Definitely should be an 1d array or vector, it is unintuitive to expect a function that computes eigenvalues of a matrix to also return a matrix. Furthermore, it is a sparse matrix and a waste of space if you don't need it as a matrix anyways. It would be easy anyways to convert a 1d vector into a matrix by simply multiplying the 1d vector by eye(N). Perhaps there should be a function to do this?

markrogoyski commented 7 years ago

If you send a one-dimensional array of values to MatrixFactory::create you will get a DiagonalMatrix, so that functionality already exists.

Beakerboy commented 7 years ago

From my research, it looks like the QR decomposition of a matrix is a popular means to get eigenvalues of larger matricies.

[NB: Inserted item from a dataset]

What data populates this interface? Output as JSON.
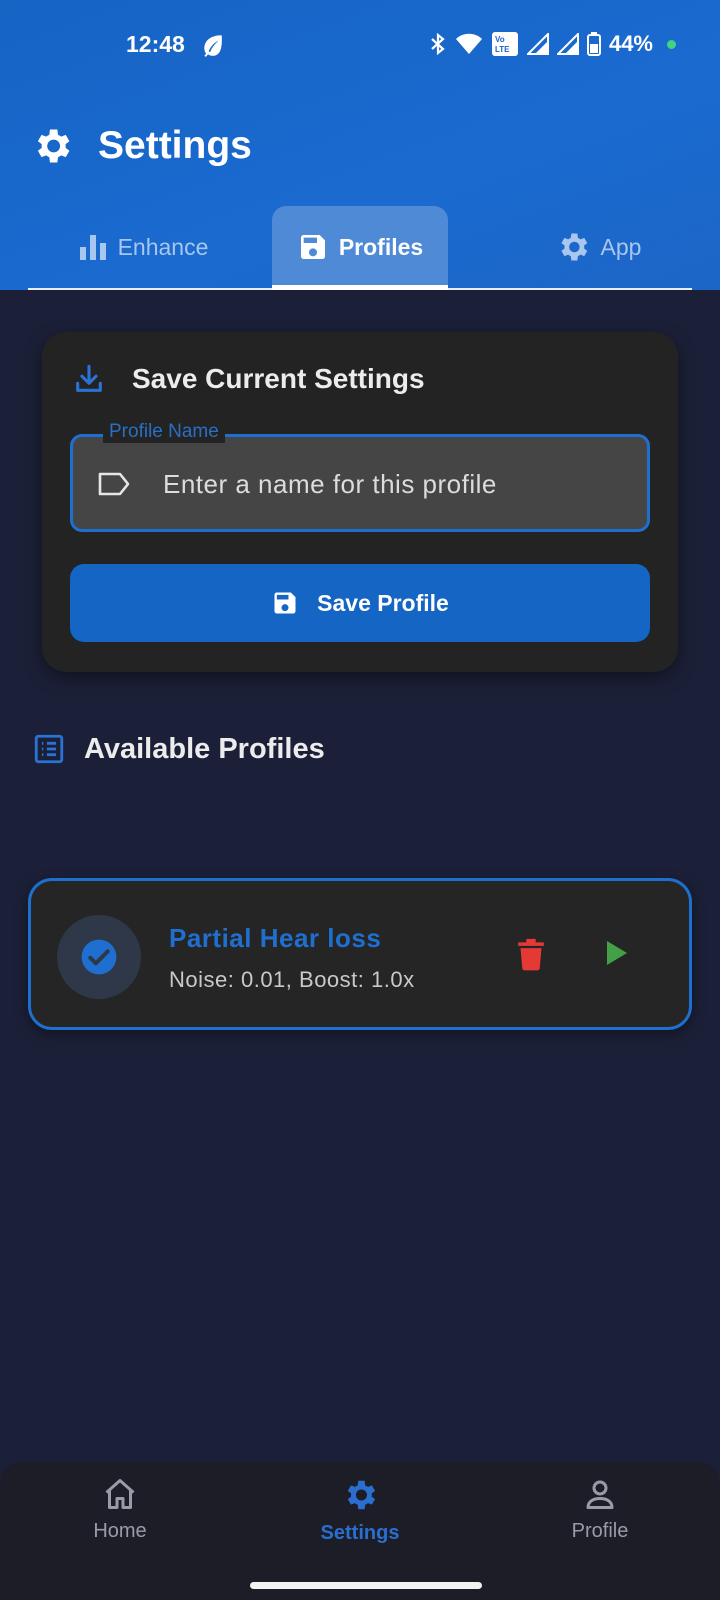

Since A = QR, it seems like it is common to find Q, and then calculate R = QᵀA since QQᵀ = I. Should Should Matrix::qrDecomposition(Matrix $A) return an array ['Q' => Matrix $Q, 'R' => Matrix $R] or just Q, or Qᵀ. Matlab returns just R as the default, or [Q,R].

markrogoyski commented 7 years ago

For LU Decomposition, the return value is array containing [L, U, P, A]. I don't know why I put A in there, but L U P is what I think should be there. So fro QR decomposition, I'd expect [Q, R] in the return value. Are you going to work on QR decomposition? Just let me know so we don't duplicate work as QR decomposition is something in the backlog.

andrewdalpino commented 6 years ago

Hi @markrogoyski @Beakerboy

Are there plans for implementing QR still?

It would be SUPER helpful to me and I'm sure others in the case where I need eigenvalues and eigenvectors to do dimensionality reduction on datasets i.e. PCA and LDA.

I'm no linear algebra whiz, so this is probably something I couldn't handle alone

markrogoyski commented 6 years ago

Hi @andrewdalpino,

Yes, the QR decomposition is on the roadmap. I will prioritize it since multiple people have now requested this feature.

Thanks for your interest in MathPHP and providing your feedback.

Beakerboy commented 5 years ago

I have to say I'm not a fan of having separate eigenvalue and eigenvector classes. I propose the following: Have a singular "Eigen" class. This class houses all the value / vector algorithms.

class Eigen
{
    /**
     * Eigenvalues
     *
     * row array?
     * Should it be sorted?
     *   -Absolute or relative value?
     *   -High to low or low to high?
     */
    protected $EVal;

     /**
     * Eigenvectors
     *
     * sorted the same order as $Eval
     *
     * Column vectors?
     * Unit Vectors?
     * Top element positive?
     */
    protected $EVec;

    public function __construct($Matrix $M, string $method = Eigen::QR_HOUSEHOLDER)
    {
        $this->M = $M;
        $this->qrHouseholder();
    }

    private function qrHouseholder()
    {
        // Stuff
        $this->Eval = $R->multiply($Q)->getDiagonalElements();
    }

    public function getEigenvalues(): array (or matrix?)
    {
        return $this->EVal;
    }
    /**
     * In case a user does not want unit eigenvectors
     */
    public function getEigenvectors($scale = 1): array (or matrix?)
    {
        return $this->EVal->scalarMultiply(sqrt($scale));
    }
}

The documentation for R has the following note in prcomp (The PCA function)

Note The signs of the columns of the rotation matrix are arbitrary, and so may differ between different programs for PCA, and even between different builds of R.

The rotation matrix is a matrix of unit column eigenvectors, so they must not have a sign specification.

The matrix class can store this object if called. If set, it can return the appropriate item without having to recalculate. Since some of the eigenvalue/vector algorithms calculate both, it's a waste to call them twice from two separate classes, or to call an algorithm than calculates both, and then recalculate the vectors from a generic solving technique. This is what the JK algorithm would have to do in the existing class structure.

Is there a reason for having them separate? Do you expect users to call them directly, or will the Matrix class wrap the Eigen function up?